Los dos cabecillas del Grupo Maute se encuentran supuestamente en Marawi liderando los combates de los yihadistas contra el Ejército, si bien las fuerzas armadas no descartan que hayan muerto en recientes bombardeos contra las posiciones rebeldes.

El viernes la policía detuvo a su madre, Ominta Romato Maute, señalada como consejera, financiera y proveedora de la organización, en lo que se consideró un duro golpe para los rebeldes.

Un día antes había sido detenido su padre, Cayamora Maute, cerca de la ciudad de Davao, cuando viajaba armado con una granada y una pistola en una furgoneta junto a su segunda esposa, una hija y un yerno.

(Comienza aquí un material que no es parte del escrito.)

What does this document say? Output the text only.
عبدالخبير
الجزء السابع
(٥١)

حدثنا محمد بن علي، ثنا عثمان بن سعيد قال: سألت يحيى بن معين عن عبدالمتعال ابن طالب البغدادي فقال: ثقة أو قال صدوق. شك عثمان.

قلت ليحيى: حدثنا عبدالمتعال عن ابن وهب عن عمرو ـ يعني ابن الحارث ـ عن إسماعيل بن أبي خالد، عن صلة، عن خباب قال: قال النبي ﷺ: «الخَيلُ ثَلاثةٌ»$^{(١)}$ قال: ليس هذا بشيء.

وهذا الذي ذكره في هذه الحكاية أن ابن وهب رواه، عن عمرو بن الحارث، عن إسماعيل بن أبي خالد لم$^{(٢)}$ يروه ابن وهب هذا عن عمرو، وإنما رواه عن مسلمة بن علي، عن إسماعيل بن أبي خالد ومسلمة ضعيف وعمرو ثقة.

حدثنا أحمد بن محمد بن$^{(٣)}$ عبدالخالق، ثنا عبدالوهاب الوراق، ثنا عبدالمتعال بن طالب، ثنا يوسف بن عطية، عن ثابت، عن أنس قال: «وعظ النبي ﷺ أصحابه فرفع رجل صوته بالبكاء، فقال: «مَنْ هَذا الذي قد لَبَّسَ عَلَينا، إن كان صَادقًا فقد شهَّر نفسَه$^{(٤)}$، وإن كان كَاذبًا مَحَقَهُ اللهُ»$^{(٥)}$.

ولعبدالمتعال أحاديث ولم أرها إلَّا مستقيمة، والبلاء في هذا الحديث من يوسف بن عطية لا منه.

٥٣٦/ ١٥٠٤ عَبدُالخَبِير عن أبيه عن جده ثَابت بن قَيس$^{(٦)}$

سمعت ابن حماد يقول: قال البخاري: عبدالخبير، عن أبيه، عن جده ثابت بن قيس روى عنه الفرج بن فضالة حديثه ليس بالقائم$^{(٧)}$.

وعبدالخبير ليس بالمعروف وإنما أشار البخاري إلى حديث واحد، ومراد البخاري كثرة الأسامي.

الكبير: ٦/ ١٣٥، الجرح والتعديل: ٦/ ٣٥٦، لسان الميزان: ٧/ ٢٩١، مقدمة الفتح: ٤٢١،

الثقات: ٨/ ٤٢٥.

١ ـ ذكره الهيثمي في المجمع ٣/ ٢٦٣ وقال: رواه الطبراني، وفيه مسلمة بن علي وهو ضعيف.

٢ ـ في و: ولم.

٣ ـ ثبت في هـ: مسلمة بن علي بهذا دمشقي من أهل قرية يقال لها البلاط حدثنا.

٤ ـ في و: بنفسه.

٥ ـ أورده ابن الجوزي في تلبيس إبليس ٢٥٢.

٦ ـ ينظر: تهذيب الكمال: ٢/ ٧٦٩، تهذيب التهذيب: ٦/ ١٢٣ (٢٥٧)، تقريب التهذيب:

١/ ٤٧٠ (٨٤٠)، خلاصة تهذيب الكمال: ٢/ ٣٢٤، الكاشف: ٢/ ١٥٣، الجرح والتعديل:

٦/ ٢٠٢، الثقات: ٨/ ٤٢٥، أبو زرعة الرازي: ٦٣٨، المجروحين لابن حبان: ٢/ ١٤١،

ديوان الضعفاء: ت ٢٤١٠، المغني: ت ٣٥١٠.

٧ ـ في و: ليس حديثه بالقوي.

Sin embargo, el Grupo Maute sigue resistiendo en Marawi las acometidas de las Fuerzas Armadas, que tratan de acabar con la rebelión mediante ataques aéreos, bombardeos y operaciones sobre el terreno, donde alrededor de mil civiles permanecen atrapados en los cuatro barrios aún controlados por los rebeldes, lo que dificulta las operaciones del Ejército.

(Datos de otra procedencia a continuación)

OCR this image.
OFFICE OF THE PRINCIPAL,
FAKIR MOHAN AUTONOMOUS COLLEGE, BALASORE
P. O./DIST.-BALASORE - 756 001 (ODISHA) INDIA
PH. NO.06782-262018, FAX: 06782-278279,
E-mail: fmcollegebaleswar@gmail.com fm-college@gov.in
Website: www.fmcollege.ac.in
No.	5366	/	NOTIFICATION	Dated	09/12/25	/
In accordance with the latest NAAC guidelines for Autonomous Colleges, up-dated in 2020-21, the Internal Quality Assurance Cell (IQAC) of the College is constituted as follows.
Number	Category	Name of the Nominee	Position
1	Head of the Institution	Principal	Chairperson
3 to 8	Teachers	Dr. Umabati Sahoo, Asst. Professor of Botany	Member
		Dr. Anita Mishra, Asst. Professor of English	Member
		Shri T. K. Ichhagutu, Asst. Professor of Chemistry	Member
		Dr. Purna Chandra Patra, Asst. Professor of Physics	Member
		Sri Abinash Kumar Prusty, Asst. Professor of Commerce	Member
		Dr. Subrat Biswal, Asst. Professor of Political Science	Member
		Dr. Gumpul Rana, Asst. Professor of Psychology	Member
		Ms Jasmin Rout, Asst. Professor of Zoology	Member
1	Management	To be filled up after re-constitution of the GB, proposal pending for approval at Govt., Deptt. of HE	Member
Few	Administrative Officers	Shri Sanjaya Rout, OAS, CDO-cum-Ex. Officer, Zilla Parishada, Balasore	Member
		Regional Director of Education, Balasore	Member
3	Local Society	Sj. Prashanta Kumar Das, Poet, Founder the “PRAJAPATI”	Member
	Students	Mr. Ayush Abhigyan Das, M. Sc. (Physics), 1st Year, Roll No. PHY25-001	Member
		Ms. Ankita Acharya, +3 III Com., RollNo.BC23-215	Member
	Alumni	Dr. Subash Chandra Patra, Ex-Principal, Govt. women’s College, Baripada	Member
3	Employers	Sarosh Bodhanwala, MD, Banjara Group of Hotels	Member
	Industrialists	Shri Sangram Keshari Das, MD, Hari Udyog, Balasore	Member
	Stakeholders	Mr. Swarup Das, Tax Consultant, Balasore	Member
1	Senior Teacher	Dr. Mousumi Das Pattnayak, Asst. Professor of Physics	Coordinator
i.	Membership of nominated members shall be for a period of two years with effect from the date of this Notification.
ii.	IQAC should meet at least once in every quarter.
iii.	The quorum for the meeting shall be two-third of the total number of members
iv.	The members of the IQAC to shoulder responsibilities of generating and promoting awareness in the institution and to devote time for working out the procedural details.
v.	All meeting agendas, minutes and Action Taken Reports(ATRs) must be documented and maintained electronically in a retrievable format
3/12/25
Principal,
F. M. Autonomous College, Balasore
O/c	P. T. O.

Además, efectivos militares de Estados Unidos se encuentran dando apoyo técnico en los combates contra los yihadistas, según confirmó ayer el Ejército filipino, tras la polémica surgida por la intervención de Washington en ese conflicto.

Los combates, iniciados el 23 de mayo con una insurrección armada de Maute, suman 286 muertos, 202 rebeldes, 58 miembros de las fuerzas de seguridad y 26 civiles, según las cifras oficiales, mientras casi la práctica totalidad de los más de 200.000 habitantes de Marawi huyeron o fueron evacuados.